Michael has brought so much to his work with students and the teams that support them – his commitment to both has been constant and admirable. SET-BC staff members have certainly enjoyed the opportunities over the past few years to collaborate with him on various projects and we know he will be missed by his PRCVI colleagues. We also know he will thoroughly enjoy his retirement and hope he comes back for a visit and a civilized cup of tea. Happy retirement, Michael!
Unlike Susan, Anne had to cross an ocean and a country to end up in British Columbia. She was born in Leeuwarden, Netherlands and started her teaching career in the Edmonton Catholic School District in 1968 as a Grade 1 teacher. She also taught Grade 5 in the same district and was eventually asked to set up a program for supporting students with visual impairments. She quickly heard her calling with this student group and went back to school in San Francisco to get her credentials as a teacher of the visually impaired. Returning to Alberta, she joined Alberta Education and worked as a Special Education consultant in Edmonton and Calgary from 1974 to 1987. The ocean beckoned and she moved to Vancouver where she worked as an itinerant TVI in the lower mainland and as a member of the Special Services Resource Team in the Vancouver school district. She joined SET-BC in 1993 as a member of the Region 2 Lower Mainland team, sharing her vision services specialty with both colleagues and teams throughout the lower mainland. In 1998 she moved to PRCVI as an outreach coordinator and then assumed the final role of her career, that of PRCVI Program Manager in 2007.
It would be impossible to attempt to adequately describe the impact Anne has had on the local, regional, provincial and national vision community during her long and successful career. She has been a tireless advocate of students with visual impairments and has had the vision and dedication to oversee so many initiatives which have improved the lives of BC students who have low vision or are blind. Vision teachers across BC have looked to Anne for help and support and she has always been there, working side by side with them, to ensure that BC leads in service provision for this student population. She was one of the original visionaries who brought ARC-BC to life extending the availability of alternate format materials to all BC students with perceptual disabilities.

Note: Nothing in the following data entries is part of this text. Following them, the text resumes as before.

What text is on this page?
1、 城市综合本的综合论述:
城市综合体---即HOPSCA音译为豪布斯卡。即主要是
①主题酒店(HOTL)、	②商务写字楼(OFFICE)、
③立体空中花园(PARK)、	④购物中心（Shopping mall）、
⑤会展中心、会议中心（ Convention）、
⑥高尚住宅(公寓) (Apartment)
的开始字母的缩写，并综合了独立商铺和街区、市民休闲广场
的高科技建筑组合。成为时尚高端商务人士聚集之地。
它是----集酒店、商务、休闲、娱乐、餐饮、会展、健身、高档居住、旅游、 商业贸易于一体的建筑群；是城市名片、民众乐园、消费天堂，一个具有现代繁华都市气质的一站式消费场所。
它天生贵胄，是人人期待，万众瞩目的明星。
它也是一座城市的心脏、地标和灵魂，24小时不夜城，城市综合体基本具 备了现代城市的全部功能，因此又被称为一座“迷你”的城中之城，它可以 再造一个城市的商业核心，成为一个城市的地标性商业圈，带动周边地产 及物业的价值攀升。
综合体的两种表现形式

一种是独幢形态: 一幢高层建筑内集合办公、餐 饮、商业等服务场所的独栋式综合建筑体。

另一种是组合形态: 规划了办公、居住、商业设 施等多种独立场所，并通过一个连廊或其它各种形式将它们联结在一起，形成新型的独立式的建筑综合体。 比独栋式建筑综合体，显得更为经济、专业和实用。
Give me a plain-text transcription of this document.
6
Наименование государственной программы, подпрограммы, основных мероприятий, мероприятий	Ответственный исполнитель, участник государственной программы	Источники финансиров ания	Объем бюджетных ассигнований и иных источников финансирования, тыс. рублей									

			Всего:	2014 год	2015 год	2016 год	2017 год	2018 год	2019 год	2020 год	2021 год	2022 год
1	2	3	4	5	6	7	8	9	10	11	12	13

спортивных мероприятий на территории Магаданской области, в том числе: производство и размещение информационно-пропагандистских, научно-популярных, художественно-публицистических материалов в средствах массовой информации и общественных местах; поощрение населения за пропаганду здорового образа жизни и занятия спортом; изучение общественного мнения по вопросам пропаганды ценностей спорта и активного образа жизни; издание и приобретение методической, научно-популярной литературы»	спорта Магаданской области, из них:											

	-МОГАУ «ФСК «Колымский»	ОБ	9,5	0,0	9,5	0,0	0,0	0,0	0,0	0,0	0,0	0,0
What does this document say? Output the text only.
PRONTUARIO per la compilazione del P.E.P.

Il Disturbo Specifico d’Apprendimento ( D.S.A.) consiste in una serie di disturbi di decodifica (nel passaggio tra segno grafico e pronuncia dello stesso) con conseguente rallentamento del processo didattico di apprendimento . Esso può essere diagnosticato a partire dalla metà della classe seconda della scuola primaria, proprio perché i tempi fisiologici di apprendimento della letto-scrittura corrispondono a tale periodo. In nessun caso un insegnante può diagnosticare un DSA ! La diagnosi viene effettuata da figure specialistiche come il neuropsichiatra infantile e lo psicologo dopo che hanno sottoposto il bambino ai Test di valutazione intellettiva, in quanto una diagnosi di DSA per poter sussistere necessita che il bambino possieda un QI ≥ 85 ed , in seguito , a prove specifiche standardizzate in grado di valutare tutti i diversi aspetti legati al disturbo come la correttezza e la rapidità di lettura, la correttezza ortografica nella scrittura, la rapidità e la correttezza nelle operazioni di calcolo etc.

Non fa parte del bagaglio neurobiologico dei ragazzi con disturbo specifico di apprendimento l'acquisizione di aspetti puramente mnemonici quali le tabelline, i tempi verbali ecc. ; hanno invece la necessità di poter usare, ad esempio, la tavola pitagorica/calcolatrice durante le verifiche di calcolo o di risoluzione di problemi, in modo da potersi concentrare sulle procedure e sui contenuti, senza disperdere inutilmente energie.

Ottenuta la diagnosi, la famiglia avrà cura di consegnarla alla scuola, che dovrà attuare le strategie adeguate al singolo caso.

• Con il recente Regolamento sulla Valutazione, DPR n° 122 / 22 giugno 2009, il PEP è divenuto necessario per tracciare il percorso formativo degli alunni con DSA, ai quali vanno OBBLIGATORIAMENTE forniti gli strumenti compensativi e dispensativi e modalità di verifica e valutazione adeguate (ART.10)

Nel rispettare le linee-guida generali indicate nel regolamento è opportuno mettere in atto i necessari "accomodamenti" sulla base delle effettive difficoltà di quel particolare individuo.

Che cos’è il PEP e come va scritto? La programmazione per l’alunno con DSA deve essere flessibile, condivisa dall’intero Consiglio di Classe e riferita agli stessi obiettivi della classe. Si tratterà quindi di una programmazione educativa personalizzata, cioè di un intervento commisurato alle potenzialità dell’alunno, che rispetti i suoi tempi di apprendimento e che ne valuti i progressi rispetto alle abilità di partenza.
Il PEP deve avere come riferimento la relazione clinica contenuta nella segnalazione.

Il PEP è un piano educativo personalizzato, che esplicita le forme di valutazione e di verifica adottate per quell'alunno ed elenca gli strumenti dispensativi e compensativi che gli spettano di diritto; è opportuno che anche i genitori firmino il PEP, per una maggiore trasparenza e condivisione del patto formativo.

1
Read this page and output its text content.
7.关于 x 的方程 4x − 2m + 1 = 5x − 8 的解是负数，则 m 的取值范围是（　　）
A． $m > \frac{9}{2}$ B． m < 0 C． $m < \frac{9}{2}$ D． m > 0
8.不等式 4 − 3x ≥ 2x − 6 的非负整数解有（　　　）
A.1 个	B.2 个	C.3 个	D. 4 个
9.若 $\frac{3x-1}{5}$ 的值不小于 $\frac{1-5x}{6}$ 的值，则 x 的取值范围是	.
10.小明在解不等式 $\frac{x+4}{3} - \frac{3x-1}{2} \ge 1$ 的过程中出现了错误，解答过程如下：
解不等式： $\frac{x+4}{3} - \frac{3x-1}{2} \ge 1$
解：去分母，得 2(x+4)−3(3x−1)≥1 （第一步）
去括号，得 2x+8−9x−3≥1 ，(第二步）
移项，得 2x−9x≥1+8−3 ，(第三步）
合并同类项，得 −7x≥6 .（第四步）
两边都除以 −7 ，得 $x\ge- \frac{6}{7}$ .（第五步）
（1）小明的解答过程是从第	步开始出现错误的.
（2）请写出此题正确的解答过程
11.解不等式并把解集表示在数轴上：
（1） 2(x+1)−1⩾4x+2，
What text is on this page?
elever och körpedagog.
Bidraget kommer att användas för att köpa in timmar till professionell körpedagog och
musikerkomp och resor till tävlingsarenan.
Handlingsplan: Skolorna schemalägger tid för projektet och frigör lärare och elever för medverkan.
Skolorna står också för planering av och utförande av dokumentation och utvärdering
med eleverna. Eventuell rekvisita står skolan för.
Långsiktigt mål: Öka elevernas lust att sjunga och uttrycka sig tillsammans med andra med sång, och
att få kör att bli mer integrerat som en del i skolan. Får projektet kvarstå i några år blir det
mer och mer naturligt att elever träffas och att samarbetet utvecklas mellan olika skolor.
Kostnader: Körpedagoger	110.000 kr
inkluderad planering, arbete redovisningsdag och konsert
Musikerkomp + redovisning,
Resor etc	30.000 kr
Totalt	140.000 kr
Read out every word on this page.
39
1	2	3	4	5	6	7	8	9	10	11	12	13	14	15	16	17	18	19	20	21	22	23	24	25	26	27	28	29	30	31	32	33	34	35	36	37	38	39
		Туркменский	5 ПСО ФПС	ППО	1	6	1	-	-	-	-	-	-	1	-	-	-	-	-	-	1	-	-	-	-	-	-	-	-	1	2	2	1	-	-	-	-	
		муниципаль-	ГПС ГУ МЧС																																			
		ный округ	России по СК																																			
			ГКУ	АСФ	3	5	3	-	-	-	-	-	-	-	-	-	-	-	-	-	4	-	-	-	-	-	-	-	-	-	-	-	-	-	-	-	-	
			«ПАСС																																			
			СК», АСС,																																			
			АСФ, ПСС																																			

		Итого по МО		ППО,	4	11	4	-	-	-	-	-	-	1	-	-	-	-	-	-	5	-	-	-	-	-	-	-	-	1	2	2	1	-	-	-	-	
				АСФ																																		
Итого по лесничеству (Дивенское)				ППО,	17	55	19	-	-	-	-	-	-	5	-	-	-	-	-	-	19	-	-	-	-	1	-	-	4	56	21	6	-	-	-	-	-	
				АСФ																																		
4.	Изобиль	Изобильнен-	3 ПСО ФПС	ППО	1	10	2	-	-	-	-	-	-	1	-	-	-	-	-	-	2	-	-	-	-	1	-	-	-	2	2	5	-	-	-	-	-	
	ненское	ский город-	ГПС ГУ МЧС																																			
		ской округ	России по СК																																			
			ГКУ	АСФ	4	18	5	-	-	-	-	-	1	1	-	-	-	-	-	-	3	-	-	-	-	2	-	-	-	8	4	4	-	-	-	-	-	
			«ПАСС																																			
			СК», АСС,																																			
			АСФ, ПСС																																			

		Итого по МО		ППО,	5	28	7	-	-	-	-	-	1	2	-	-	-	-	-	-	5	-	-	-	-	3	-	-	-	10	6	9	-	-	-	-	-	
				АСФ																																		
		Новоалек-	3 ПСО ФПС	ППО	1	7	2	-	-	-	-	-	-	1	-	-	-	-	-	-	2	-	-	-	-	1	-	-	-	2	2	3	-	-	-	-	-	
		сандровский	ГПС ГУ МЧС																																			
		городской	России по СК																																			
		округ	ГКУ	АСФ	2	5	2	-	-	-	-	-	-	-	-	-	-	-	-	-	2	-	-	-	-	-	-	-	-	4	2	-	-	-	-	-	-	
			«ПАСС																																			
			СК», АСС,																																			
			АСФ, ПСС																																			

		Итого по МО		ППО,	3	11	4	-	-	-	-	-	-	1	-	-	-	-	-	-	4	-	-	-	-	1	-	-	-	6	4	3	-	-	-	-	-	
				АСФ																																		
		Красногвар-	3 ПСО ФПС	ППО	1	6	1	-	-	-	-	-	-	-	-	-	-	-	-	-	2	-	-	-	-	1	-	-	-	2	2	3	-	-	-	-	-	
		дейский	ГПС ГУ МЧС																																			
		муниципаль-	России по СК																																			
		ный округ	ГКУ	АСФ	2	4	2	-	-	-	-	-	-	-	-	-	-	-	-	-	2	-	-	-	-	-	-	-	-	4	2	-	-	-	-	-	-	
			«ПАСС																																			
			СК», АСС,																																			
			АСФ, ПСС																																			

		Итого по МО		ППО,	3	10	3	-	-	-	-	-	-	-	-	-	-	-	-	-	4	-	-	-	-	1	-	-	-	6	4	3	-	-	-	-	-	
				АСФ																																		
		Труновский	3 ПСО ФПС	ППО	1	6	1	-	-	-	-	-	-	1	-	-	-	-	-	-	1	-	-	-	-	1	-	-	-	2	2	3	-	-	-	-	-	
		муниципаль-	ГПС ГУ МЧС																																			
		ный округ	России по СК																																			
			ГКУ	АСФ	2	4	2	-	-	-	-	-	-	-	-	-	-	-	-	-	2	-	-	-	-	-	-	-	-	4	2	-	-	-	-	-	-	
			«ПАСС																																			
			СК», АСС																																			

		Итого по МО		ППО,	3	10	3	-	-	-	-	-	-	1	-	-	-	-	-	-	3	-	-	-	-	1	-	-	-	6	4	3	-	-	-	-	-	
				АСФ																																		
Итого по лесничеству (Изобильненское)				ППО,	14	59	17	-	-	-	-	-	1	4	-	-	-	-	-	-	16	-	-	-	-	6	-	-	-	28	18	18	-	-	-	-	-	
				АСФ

Through her contributions and leadership to CAER (Canadian Association of Educational Resource Centres) and other provincial and national organizations, she has very positively influenced how alternate format materials are produced and distributed throughout Canada. Anne can be so proud of the legacy she leaves behind – she may be retiring now but her influence will be felt for many, many years to come. We wish her the best and hope her retirement travel plans take her to many wonderful and exotic locations.